Da können die neuen Oligarchien von Recht und Rechtsstaat sich nur bedrängt fühlen. An die Stelle des Rechts muss, seiner alten Dialektik folgend, wieder die Gewalt, der Zwang, die schiere Macht treten. Der italienische Philosoph Giorgio Agamben beschreibt den Vorgang, in Anlehnung an Carl Schmitt, den sich die Vierte Rechte als Vordenken genommen hat, sehr präzise (in „Homo sacer“). Er nennt das politische System des Westens eine „doppelte Maschine“, in der Recht und reine Gewalt, Ordnung und Begehren, Gesetz und Lebensformen gegenübertreten – und der Ausnahmezustand, also die Aufhebung des Rechts, regelt periodisch, ihr Zusammenspiel.

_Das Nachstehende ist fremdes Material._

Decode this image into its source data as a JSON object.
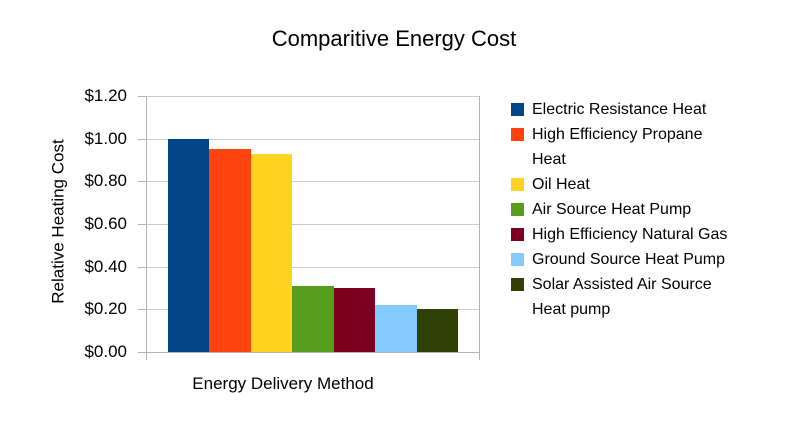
{
  "chart_data": {
    "type": "bar",
    "title": "Comparitive Energy Cost",
    "xlabel": "Energy Delivery Method",
    "ylabel": "Relative Heating Cost",
    "ylim": [
      0,
      1.2
    ],
    "grid": true,
    "legend_position": "right",
    "yticks": [
      {
        "label": "$0.00",
        "value": 0.0
      },
      {
        "label": "$0.20",
        "value": 0.2
      },
      {
        "label": "$0.40",
        "value": 0.4
      },
      {
        "label": "$0.60",
        "value": 0.6
      },
      {
        "label": "$0.80",
        "value": 0.8
      },
      {
        "label": "$1.00",
        "value": 1.0
      },
      {
        "label": "$1.20",
        "value": 1.2
      }
    ],
    "series": [
      {
        "name": "Electric Resistance Heat",
        "label_lines": [
          "Electric Resistance Heat"
        ],
        "value": 1.0,
        "color": "#004586"
      },
      {
        "name": "High Efficiency Propane Heat",
        "label_lines": [
          "High Efficiency Propane",
          "Heat"
        ],
        "value": 0.95,
        "color": "#FF420E"
      },
      {
        "name": "Oil Heat",
        "label_lines": [
          "Oil Heat"
        ],
        "value": 0.93,
        "color": "#FFD320"
      },
      {
        "name": "Air Source Heat Pump",
        "label_lines": [
          "Air Source Heat Pump"
        ],
        "value": 0.31,
        "color": "#579D1C"
      },
      {
        "name": "High Efficiency Natural Gas",
        "label_lines": [
          "High Efficiency Natural Gas"
        ],
        "value": 0.3,
        "color": "#7E0021"
      },
      {
        "name": "Ground Source Heat Pump",
        "label_lines": [
          "Ground Source Heat Pump"
        ],
        "value": 0.22,
        "color": "#83CAFF"
      },
      {
        "name": "Solar Assisted Air Source Heat pump",
        "label_lines": [
          "Solar Assisted Air Source",
          "Heat pump"
        ],
        "value": 0.2,
        "color": "#314004"
      }
    ],
    "colors": {
      "grid": "#cccccc",
      "axis": "#b3b3b3",
      "text": "#000000",
      "background": "#ffffff"
    }
  }
}
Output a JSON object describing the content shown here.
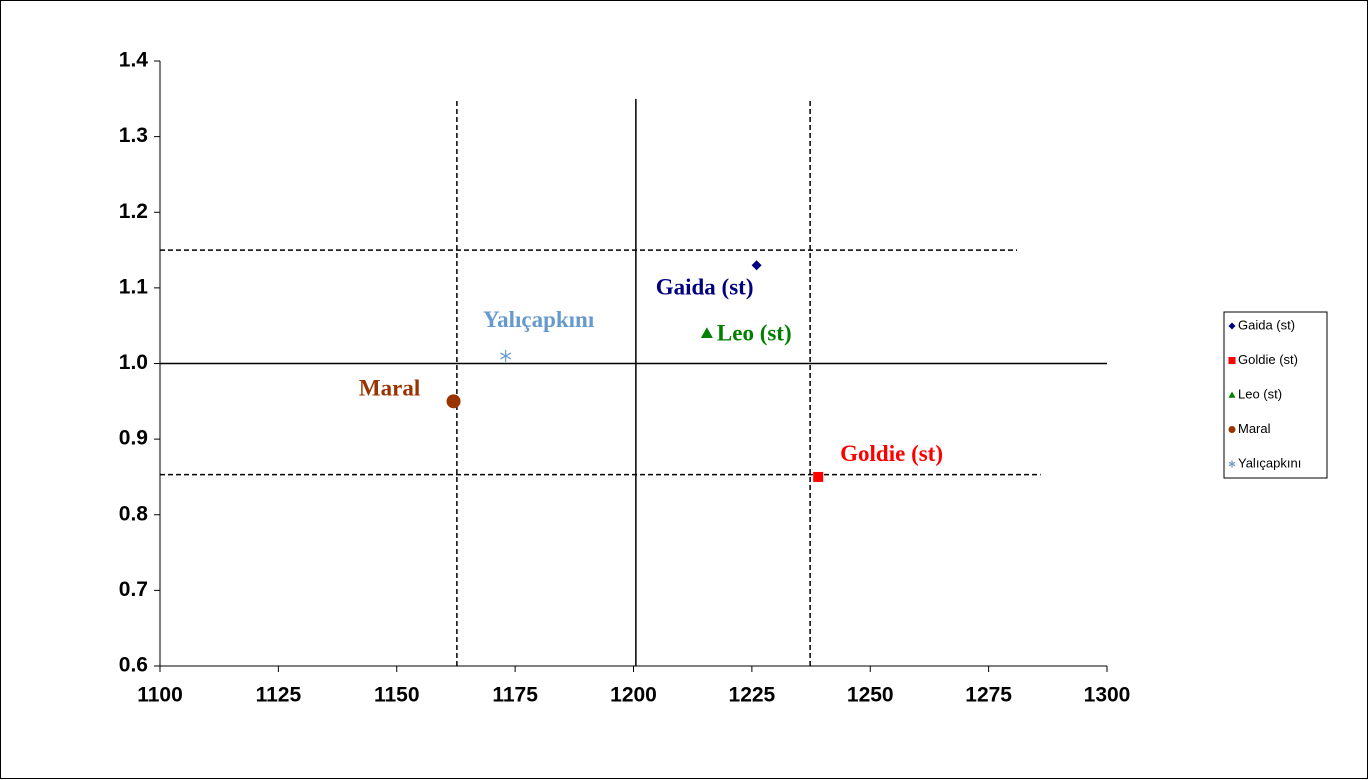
{
  "chart_data": {
    "type": "scatter",
    "xlim": [
      1100,
      1300
    ],
    "xticks": [
      1100,
      1125,
      1150,
      1175,
      1200,
      1225,
      1250,
      1275,
      1300
    ],
    "ylim": [
      0.6,
      1.4
    ],
    "yticks": [
      0.6,
      0.7,
      0.8,
      0.9,
      {
        "value": 1,
        "label": "1.0"
      },
      1.1,
      1.2,
      1.3,
      1.4
    ],
    "series": [
      {
        "name": "Gaida (st)",
        "color": "#000080",
        "marker": "diamond",
        "x": [
          1226
        ],
        "y": [
          1.13
        ]
      },
      {
        "name": "Goldie (st)",
        "color": "#ff0000",
        "marker": "square",
        "x": [
          1239
        ],
        "y": [
          0.85
        ]
      },
      {
        "name": "Leo (st)",
        "color": "#008000",
        "marker": "triangle",
        "x": [
          1215.5
        ],
        "y": [
          1.04
        ]
      },
      {
        "name": "Maral",
        "color": "#993300",
        "marker": "circle",
        "x": [
          1162
        ],
        "y": [
          0.95
        ]
      },
      {
        "name": "Yalıçapkını",
        "color": "#6699cc",
        "marker": "asterisk",
        "x": [
          1173
        ],
        "y": [
          1.01
        ]
      }
    ],
    "reference_lines": [
      {
        "axis": "x",
        "value": 1162.7,
        "style": "dashed",
        "span": [
          0.6,
          1.35
        ]
      },
      {
        "axis": "x",
        "value": 1200.5,
        "style": "solid",
        "span": [
          0.6,
          1.35
        ]
      },
      {
        "axis": "x",
        "value": 1237.3,
        "style": "dashed",
        "span": [
          0.6,
          1.35
        ]
      },
      {
        "axis": "y",
        "value": 1.15,
        "style": "dashed",
        "span": [
          1100,
          1281
        ]
      },
      {
        "axis": "y",
        "value": 1,
        "style": "solid",
        "span": [
          1100,
          1300
        ]
      },
      {
        "axis": "y",
        "value": 0.853,
        "style": "dashed",
        "span": [
          1100,
          1286
        ]
      }
    ],
    "legend": "right"
  }
}
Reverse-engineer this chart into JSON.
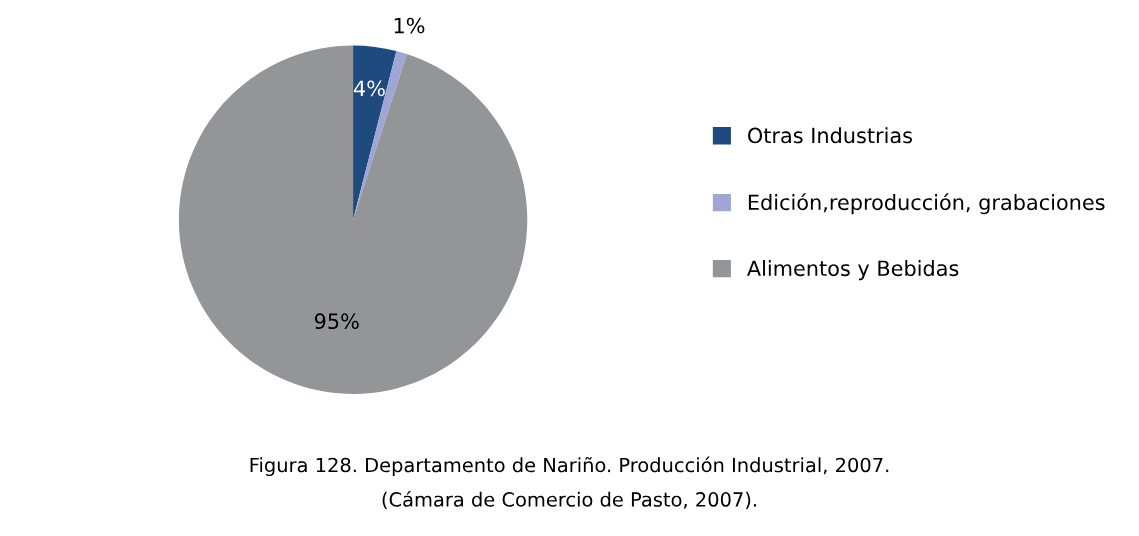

Nun aber, da Gesellschaften als Ort des Ausgleichs zerfallen, stellt sich die Frage, ob der Ausnahmezustand nicht mehr ist – eine Herrschaftsform an und für sich.

Er kann sich dabei, kleine Ironie, durchaus in neue Gesetze kleiden. Hatte das römische Imperium noch die gesetzliche Normierung im Sinn und war darin erfolgreich, wollen die globalen Eliten des Empire nur eines nicht: Verbindliche Rechtsnormen. Darum haben all diese neuen Gesetze diesen merkwürdigen Doppelcharakter: Sie sind fast durchwegs Novellen, die ein verbrieftes Recht des Bürgers gegenüber dem Staat zurücknehmen. Sie sind Anti-Gesetze.

Das mögen Frankreichs Richter, Anwälte und Staatsanwälte erkannt haben, als sie im Februar mit Streiks und Demos in Robe Aufruhr in den Justiz-Palästen stifteten. Perben 2 aber ging im Parlament durch, obschon sich alle Verbände der Juristen, ob links oder rechts, gemeinsam wehrten.

Da bekamen die Richter ein Aperçu für die Verachtung des Rechts durch die regierende Rechte. Alain Juppé, der frühere Premierminister, wurde von einem Gericht in Nanterre wegen illegaler Parteienfinanzierung und Korruption verurteilt. Präsident Chirac hatte die Stadt Paris zu einer gaullistischen Kampfmaschine, den Immobiliengaullismus zu seiner schwarzen Kasse gemacht, Juppé war seine rechte Hand. Nur Minuten nach dem Urteil gegen Juppé, das jedeR als indirekte Verurteilung des Präsidenten las, startete das Unternehmen „Märtyrer“. Juppé sei ein Opfer politischer Justiz, tönte Chirac an und die ganze Rechte, Justizminister zuvorderst, prügelte auf die Richter ein. Perben liess gar durchblicken, er suche nach Wegen, den Verurteilten rauszuhauen. Das befördert den Rechtssinn der BürgerInnen.